Content warning: Age play, nipple sucking, lactation play.
Maria posted this a few (5?) years ago online, and it cracked open my desire in a way I never would have expected. I am grateful she gave me permission to reprint it, to share it with you all.
Hunger
by Maria See
Wrapped in a comfortable blanket, you lay here, looking like my child.
I am on my side. You are facing me, sucking. My nipple is in your mouth, and I caress your hair, kiss your forehead.
You are sucking lightly. It feels like you are being careful. “Don’t worry about hurting me,” I tell you, in case you are. I want you to hurt me. I want you to know that hurt does not deter me. I want you to be selfish. The needs of children always are.
You become more rough in response. You suck harder. Every now and then you use your teeth.
And now I am dripping wet.
I think of touching you, but the thought is an uneasy one. It doesn’t feel right to be sexual with you right now.
You feel innocent, young, in this space.
I want to lactate. In your mouth. I want to feed you, protect you. I hope this takes a long time, that you do not tire and move. I want you to stay here. And when you are gone, I want you to come back. I want you to come back each time a woman breaks your heart. I will be here to care for you. I’ll hate her for hurting you. I’ll be silently thankful that, in doing so, she returned you to me.
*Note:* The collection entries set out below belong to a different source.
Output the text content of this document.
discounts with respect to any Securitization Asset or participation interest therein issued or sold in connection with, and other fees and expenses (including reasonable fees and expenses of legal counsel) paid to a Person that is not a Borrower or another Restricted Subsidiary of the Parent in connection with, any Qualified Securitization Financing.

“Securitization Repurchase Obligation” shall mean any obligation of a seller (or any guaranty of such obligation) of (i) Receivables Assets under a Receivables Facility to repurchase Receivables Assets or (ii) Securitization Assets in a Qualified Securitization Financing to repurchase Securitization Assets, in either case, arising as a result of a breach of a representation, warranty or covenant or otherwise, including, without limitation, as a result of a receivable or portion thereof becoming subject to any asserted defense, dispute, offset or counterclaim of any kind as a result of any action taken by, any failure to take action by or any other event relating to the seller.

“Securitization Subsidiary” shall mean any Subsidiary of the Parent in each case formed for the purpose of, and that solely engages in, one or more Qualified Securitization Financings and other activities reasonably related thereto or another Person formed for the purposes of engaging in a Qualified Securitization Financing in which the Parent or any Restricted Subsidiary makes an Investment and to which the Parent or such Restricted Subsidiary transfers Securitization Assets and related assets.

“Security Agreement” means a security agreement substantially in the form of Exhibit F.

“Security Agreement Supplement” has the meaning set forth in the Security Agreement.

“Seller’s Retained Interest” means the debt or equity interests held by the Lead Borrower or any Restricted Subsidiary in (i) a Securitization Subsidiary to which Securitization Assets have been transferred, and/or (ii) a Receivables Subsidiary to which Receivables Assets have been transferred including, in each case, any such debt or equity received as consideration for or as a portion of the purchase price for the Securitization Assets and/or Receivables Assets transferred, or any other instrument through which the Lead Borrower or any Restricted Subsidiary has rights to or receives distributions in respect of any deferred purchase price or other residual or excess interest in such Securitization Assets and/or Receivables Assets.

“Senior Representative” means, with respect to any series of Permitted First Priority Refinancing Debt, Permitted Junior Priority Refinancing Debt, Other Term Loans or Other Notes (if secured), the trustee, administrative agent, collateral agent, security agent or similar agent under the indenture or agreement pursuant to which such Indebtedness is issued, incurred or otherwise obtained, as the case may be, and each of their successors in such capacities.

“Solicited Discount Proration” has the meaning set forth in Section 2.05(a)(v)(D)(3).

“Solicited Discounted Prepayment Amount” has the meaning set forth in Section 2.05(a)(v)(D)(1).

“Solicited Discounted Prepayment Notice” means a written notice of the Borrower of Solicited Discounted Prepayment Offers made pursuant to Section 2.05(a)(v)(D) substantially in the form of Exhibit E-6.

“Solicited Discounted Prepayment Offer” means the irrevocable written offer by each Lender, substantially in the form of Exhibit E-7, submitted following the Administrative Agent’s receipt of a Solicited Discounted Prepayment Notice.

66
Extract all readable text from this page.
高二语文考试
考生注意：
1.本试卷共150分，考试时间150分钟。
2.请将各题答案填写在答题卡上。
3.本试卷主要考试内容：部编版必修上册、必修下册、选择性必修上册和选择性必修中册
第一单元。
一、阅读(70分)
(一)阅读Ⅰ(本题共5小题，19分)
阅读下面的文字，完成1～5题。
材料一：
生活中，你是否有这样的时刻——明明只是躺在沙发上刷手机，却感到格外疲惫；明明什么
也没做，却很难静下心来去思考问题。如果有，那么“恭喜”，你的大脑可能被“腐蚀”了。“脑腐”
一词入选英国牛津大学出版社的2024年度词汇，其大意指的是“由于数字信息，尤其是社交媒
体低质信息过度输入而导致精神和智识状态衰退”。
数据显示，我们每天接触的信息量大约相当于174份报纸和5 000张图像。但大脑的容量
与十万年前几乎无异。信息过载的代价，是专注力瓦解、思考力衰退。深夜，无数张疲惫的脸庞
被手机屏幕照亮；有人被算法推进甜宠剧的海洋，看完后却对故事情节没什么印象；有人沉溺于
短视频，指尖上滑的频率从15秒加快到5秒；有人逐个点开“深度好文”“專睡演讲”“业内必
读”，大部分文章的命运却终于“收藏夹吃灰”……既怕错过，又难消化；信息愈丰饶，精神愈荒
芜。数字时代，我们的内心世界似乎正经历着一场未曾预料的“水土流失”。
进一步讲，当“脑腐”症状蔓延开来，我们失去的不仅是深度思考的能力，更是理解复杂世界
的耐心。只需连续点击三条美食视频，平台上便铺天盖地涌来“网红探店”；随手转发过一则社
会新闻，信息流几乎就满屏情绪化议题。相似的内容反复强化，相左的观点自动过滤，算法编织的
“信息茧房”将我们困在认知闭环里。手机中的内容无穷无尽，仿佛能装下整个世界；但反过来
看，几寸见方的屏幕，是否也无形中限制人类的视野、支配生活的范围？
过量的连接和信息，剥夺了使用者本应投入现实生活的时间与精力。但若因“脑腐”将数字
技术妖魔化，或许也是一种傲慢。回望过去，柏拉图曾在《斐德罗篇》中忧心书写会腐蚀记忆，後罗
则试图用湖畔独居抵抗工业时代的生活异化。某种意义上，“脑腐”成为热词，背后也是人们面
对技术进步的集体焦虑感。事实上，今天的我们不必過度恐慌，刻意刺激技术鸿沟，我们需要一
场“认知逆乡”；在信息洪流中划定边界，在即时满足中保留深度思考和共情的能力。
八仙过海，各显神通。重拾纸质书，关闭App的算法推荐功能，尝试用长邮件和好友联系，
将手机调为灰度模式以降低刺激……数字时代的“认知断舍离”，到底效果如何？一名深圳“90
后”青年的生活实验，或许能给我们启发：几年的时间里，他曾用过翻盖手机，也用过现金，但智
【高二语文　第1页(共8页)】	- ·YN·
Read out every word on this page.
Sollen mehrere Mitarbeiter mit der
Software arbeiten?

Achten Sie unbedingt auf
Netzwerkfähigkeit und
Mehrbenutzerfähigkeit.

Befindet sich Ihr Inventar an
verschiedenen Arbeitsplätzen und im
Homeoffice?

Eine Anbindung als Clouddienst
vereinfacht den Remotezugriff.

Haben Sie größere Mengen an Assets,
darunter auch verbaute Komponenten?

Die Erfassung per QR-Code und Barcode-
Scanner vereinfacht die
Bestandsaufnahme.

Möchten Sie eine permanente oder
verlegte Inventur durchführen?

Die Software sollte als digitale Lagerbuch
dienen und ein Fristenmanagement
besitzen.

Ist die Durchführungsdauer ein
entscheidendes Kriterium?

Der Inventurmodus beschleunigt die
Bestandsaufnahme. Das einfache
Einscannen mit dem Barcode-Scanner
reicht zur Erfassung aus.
You fall asleep. I wait a while before moving your head and heading to the bathroom. I wipe up the puddle that has run down my thighs.
I return to bed and to holding you.
In the morning, the water hits my raw nipple in the shower. The sting reminds me that you were attached to it. That you needed me. That you still do.
I have felt a lot of shame around my secret nursing fetish. Thank you for putting this up. I feel way less alone in this now. Thank you.